Wood is not alone in her worry that the province is quietly abandoning its responsibility to protect endangered species. They point to recent changes in the Endangered Species Act that make it much easier for a wide array of developers to sidestep the issues around endangered species.

Ontario’s Environmental Commissioner Gord Miller has warned the changes to the Act “cast doubt on the ministry’s ability to properly manage and protect Ontario’s natural environment.”

Rather than apply for a permit to “harm, harass and kill” endangered species as the developer at Ostrander did, developers are now merely required to show they have a plan to benefit the species at risk. There is no monitoring or evaluation to ensure the plan works.

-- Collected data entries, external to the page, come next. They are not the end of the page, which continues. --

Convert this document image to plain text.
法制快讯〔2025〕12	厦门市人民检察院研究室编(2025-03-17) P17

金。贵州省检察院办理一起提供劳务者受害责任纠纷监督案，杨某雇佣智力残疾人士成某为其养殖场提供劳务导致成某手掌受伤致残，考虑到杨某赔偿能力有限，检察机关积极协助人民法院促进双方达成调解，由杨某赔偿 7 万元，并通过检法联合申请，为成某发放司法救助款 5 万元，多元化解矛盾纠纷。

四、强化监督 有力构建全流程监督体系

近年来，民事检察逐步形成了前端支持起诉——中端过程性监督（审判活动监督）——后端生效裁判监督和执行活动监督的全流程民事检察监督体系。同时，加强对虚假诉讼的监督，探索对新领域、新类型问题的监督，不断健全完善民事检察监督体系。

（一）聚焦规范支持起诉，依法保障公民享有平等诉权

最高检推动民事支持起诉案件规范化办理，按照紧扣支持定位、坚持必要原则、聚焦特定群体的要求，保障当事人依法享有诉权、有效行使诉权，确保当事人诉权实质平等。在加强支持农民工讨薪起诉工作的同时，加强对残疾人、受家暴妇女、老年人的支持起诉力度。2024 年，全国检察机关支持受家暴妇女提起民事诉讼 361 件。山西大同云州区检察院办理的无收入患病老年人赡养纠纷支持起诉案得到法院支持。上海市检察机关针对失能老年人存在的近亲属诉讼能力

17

It is largely up to the developer to protect the species at risk.

“By effectively exempting most of the major activities on the landscape that can harm species at risk and their habitats, the regulation thwarts the very purposes of the act, there is little to no opportunity to promote the recovery of species at risk,” said Miller.

Many folks are hoping the Court of Appeal will reinstate the Environmental Review Tribunal system with the authority to protect endangered species, particularly since other provincial agencies are increasingly abandoning them.